Name
Designing Inclusive + Effective Tech Sprints: Lessons from Five Years of Designing The Opportunity Project
Date
Tuesday, May 18, 2021
Time
11:45 AM - 12:45 PM (EDT)
Description

Open innovation sprints are popping up at federal agencies like HHS, CFPB, Commerce and more as a tool to co-create visual and technology solutions alongside stakeholders from the public. These engagements, ranging from daylong design-a-thons to multi-week tech sprints, create opportunities for designers to work with the government, but vary in terms of who is invited to participate and how their feedback is incorporated. Design decisions are important in this entire process. Carefully crafting an open innovation engagement is critical to ensure that diverse audiences have a chance to contribute to and benefit from the results, and access the business channels that these engagements can open. The Opportunity Project (TOP), a 12-week tech development sprint process, is one such program that has been meticulously designed over the past 5 years. This program started as a scrappy 6 week sprint in the White House in 2016, and has evolved into a finely tuned, 12-week program at the Department of Commerce.

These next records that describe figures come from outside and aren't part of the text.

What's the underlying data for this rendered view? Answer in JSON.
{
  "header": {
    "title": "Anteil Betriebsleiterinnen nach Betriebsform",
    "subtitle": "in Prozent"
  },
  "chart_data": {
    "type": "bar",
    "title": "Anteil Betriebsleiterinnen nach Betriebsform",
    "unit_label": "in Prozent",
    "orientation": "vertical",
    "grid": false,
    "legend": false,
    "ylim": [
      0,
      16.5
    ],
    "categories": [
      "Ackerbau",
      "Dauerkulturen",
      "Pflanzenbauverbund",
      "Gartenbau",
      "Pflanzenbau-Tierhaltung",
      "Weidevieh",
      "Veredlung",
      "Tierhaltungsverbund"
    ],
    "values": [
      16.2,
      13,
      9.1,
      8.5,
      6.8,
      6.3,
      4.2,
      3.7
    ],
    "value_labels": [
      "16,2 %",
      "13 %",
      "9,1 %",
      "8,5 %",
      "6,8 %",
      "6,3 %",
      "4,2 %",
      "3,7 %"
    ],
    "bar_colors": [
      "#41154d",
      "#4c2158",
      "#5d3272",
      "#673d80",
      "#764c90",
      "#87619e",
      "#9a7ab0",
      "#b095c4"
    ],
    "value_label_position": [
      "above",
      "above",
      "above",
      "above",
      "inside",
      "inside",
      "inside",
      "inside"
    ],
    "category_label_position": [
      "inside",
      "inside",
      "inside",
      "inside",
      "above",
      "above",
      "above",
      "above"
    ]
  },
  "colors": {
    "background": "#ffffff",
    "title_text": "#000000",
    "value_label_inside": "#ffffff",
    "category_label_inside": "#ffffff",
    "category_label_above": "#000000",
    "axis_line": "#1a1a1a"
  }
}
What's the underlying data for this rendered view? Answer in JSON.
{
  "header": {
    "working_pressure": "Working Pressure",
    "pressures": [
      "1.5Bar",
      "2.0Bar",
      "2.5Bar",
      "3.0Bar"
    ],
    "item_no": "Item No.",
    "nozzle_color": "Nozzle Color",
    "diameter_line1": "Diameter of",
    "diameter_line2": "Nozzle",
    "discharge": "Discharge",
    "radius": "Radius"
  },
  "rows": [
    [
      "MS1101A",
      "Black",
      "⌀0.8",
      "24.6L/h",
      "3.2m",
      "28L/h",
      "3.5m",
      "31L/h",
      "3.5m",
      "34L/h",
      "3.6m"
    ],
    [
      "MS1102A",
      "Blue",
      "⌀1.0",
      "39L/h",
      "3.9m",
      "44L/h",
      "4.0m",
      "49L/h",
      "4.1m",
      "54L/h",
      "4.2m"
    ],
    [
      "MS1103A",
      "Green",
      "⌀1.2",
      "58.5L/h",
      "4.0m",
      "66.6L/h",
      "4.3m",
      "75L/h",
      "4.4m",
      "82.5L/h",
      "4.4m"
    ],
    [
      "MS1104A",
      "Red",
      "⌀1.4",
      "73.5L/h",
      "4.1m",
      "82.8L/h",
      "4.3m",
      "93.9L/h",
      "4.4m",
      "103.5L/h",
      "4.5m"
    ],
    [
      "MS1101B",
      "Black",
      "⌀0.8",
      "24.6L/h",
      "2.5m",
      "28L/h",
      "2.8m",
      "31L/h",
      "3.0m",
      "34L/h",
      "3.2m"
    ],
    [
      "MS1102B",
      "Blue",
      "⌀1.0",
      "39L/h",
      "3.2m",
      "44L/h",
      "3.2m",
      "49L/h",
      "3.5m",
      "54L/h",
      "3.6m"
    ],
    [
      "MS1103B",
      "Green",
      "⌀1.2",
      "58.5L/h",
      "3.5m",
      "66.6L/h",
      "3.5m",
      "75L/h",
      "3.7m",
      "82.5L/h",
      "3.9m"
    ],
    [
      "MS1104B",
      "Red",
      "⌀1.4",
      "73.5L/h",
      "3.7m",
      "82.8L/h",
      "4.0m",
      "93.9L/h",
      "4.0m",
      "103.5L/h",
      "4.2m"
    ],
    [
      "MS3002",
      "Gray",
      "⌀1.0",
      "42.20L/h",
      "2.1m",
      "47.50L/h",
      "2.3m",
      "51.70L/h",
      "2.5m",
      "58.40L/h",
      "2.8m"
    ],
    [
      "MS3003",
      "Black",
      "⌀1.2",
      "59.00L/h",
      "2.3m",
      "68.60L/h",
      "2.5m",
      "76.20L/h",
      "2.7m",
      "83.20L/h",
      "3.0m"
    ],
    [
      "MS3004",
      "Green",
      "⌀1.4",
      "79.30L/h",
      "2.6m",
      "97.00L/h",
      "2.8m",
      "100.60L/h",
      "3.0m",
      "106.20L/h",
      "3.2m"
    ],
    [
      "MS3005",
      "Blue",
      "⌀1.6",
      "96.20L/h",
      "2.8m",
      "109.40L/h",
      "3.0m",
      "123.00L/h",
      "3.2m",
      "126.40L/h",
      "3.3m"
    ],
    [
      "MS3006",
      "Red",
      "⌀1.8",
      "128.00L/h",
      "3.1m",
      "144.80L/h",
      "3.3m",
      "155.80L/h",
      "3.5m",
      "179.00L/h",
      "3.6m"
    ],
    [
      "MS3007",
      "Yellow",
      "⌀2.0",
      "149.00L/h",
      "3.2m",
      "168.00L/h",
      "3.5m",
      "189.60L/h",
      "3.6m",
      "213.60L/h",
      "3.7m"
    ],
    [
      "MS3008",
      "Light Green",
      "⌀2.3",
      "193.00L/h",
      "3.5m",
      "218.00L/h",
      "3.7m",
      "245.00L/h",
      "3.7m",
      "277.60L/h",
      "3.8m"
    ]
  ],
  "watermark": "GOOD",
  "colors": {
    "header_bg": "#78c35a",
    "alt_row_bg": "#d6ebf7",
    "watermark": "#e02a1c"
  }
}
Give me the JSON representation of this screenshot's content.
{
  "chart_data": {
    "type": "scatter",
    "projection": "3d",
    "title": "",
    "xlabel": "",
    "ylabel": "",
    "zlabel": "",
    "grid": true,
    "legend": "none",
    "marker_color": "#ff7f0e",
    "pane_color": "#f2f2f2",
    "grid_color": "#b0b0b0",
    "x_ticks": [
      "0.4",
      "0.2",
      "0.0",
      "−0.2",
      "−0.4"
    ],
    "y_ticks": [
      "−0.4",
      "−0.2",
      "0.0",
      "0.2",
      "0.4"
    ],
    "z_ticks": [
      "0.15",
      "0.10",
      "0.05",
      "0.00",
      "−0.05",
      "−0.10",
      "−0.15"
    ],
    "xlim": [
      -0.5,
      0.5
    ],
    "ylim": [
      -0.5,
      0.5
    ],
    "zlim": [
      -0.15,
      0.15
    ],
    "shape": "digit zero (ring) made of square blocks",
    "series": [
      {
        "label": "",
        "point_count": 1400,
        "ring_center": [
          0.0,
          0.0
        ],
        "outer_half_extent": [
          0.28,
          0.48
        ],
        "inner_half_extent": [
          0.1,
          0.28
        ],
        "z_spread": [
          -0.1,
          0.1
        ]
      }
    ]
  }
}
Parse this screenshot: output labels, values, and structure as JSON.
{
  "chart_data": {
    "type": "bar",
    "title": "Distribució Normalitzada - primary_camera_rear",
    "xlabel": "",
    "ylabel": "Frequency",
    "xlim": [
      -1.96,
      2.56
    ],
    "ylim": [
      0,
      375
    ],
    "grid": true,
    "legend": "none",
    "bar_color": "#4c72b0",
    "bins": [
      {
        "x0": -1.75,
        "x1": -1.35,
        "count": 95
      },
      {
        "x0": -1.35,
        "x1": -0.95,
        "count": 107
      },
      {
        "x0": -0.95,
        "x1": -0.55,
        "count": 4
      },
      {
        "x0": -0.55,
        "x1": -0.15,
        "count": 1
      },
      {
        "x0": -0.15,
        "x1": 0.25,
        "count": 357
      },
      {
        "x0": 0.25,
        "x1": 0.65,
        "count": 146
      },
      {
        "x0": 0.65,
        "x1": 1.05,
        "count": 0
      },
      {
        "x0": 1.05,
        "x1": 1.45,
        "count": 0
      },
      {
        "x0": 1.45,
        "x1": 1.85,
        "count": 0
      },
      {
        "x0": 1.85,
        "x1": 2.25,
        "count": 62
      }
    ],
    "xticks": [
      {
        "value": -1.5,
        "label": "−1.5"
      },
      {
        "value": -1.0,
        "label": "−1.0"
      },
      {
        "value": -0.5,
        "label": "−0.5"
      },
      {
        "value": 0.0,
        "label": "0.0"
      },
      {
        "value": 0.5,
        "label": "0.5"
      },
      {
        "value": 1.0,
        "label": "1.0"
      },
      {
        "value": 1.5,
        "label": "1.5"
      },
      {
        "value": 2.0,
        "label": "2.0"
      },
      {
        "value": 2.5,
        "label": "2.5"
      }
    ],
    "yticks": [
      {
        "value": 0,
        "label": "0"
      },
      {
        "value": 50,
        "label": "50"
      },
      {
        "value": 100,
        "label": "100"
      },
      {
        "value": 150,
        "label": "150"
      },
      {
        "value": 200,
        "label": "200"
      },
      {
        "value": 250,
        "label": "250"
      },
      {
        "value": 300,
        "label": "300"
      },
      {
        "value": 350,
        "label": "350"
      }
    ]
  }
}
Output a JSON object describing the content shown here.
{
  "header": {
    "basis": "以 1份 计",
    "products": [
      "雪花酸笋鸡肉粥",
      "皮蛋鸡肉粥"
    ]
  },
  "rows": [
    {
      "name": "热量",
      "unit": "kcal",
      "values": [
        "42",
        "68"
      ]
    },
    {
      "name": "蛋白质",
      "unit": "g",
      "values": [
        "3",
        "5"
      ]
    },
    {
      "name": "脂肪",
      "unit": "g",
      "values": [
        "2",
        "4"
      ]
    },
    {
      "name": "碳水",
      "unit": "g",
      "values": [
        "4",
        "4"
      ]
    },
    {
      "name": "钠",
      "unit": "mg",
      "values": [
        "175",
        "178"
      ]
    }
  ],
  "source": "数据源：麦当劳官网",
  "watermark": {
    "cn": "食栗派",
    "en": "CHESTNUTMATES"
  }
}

Along the way, a team of dozens of people worked to hone the model and make improvements that target product impact, inclusion and representation, and public interest tech sustainability. Join two members of the team’s current leadership, along with a civic technologist and former TOP deputy director to hear the inside scoop on some of our most critical design decisions, how we think about failure, audience discussion on where we all see tech/design sprints going next, and opportunities to engage.